[Bug 3838] fn:codepoints-to-string should allow any infoset character from bugzilla@wiggum.w3.org on 2006-10-16 (public-qt-comments@w3.org from October 2006)

From: <bugzilla@wiggum.w3.org>
Date: Mon, 16 Oct 2006 01:02:48 +0000
To: public-qt-comments@w3.org
CC:
Message-Id: <E1GZGsS-0004T7-IG@wiggum.w3.org>

http://www.w3.org/Bugs/Public/show_bug.cgi?id=3838





------- Comment #2 from per@bothner.com  2006-10-16 01:02 -------
(In reply to comment #1)
> There are of course use cases for such an enhancement, but this is not the time
> to be considering enhancements.

I can certainly understand that.

I might suggest making it implementation-defined what happens if a codepoint is
not an XML character, rather than requiring an error to be raised, but I
understand there would be reluctance even for that.

> There are also considerable technical complications in allowing the string data
> type to use a wider character set than XML permits. For example, it would
> require a careful look at the rules for regular expressions.

I can see one would want to read through the rules to avoid any
inconsistencies, but I can't imagine any fundamental problems.  Java (and Perl)
regular expressions obviously aren't restricted to XML characters.

> There's also a
> potentially significant performance penalty if characters in a string have to
> be checked for XML-validity at the time text or attribute nodes are
> constructed, rather than at the time the string is constructed.

Alternatively, you do the checking for XML-validity at serialization time.  You
have to do that anyway, to check which characters need to be encoded or
escaped.  

This makes sense if one extends the datamodel to match the infoset model, in
allowing arbitrary characters in text modes (and also attribute values,
comments, and processing-instructions).  But I agree the issues to be
considered are too big for this point..

> Apart from that, the XML working group chose consciously to disallow certain
> characters, and we should respect that decision unless there are very
> compelling reasons. Sometimes it's more important to be consistent than to be
> right.

The XML working group seems to have disallow many fewer characters in XML 1.1,
now only disallowing 0, surrogages, FFFE, and FFFF.

> The XPath data model should have XML as its foundation.

I have mixed feelings about this philosophy.  A more general data model that
just happens to subsume XML infoset model can also be very useful.
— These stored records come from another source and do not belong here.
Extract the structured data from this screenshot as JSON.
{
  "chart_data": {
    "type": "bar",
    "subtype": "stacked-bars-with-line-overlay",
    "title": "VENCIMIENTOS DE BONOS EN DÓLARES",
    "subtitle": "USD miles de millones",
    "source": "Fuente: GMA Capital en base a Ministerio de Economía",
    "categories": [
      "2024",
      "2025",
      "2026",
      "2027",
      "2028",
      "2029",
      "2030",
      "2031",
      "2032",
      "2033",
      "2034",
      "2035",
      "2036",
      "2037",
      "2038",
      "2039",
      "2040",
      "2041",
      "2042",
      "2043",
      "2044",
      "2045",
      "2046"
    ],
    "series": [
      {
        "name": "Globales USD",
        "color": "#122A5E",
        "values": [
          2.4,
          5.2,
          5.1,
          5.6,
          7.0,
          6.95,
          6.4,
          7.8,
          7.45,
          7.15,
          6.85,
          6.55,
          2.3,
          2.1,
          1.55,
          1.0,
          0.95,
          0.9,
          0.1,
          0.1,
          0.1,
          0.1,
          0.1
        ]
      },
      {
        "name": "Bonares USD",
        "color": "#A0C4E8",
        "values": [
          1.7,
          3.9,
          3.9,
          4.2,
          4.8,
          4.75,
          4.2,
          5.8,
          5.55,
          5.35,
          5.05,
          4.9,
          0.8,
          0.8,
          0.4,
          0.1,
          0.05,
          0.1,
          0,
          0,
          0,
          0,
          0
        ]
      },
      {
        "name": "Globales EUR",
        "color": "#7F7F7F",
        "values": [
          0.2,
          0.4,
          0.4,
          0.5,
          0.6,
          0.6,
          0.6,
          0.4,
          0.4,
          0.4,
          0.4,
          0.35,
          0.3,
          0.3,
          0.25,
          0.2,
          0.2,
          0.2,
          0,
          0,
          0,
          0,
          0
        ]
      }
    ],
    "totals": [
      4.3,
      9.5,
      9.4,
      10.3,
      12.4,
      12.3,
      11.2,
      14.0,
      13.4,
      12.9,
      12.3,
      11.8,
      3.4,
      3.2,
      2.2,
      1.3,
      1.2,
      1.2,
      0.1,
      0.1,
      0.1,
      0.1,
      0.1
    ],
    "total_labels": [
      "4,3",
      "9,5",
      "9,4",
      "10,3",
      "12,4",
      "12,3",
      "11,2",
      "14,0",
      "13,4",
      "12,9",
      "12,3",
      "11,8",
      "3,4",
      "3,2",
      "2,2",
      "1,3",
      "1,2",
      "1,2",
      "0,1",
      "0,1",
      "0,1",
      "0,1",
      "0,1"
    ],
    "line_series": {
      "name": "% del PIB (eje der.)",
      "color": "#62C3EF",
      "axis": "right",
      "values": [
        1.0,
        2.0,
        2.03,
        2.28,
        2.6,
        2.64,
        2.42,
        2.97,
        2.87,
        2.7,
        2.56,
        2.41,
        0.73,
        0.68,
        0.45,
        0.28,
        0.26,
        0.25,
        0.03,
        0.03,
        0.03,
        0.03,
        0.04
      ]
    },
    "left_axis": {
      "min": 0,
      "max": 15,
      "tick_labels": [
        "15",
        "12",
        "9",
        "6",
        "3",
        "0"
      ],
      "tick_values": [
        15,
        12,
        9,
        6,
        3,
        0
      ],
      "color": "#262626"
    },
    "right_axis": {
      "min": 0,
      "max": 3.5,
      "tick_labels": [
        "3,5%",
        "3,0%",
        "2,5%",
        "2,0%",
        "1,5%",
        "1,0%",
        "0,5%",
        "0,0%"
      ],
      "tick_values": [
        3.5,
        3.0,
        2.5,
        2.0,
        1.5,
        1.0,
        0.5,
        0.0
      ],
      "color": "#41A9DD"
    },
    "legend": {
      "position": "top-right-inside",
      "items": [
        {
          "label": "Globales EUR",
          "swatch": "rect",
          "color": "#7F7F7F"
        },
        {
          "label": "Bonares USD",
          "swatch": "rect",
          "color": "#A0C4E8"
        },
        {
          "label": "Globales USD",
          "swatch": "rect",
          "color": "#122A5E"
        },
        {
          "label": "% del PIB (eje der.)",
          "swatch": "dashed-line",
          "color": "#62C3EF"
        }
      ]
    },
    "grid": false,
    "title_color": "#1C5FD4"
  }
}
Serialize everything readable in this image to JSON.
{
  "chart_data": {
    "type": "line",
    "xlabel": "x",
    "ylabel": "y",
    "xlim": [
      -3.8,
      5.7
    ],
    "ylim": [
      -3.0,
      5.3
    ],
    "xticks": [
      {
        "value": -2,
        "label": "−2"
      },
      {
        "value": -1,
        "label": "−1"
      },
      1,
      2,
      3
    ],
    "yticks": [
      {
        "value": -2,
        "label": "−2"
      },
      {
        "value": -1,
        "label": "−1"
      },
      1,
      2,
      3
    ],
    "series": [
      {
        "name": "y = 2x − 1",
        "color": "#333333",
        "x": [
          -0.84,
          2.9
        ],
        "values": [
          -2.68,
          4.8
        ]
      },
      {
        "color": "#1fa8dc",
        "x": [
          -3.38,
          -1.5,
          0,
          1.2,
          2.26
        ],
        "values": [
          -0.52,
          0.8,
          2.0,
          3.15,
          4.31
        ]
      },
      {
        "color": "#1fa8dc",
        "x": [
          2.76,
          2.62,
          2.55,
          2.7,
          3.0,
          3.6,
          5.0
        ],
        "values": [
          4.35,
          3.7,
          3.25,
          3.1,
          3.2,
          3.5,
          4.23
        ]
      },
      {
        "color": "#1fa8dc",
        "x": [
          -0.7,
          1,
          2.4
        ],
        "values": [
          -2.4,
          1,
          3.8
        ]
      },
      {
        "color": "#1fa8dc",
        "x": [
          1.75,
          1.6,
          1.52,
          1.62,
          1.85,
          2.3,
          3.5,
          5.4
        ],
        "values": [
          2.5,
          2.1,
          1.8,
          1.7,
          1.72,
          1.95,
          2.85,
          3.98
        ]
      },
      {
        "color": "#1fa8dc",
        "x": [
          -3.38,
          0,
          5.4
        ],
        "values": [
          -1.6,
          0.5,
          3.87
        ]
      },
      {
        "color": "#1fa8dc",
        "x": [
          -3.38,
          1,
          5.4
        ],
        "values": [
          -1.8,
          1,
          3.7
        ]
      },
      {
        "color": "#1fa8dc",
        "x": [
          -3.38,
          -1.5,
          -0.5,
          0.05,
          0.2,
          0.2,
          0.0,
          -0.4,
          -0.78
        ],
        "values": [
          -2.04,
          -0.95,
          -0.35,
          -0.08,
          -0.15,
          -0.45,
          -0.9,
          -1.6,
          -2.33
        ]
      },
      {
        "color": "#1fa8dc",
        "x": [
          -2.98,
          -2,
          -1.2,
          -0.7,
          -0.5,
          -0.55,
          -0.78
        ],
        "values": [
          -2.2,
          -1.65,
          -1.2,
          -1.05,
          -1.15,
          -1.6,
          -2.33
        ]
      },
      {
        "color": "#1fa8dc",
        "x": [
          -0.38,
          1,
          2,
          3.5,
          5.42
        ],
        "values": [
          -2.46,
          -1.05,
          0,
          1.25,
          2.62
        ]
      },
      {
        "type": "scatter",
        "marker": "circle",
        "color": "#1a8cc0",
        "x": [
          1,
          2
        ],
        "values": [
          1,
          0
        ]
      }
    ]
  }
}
One issue is being able to use general-purpose libraries that do not have to be
specially-written for XQuery/XPath.  For example one would like to use common
libraries for regular expressions or more generally string-hamdling across
multiple languages rather than writing XPath-specific string functions.  That
is often difficult because of minor specification differences.

If there is a list of issues to be considered for XQuery 1.1, perhaps this
could be added to it?  Apart from that, I won't object to closing this issue.

Received on Monday, 16 October 2006 01:02:53 UTC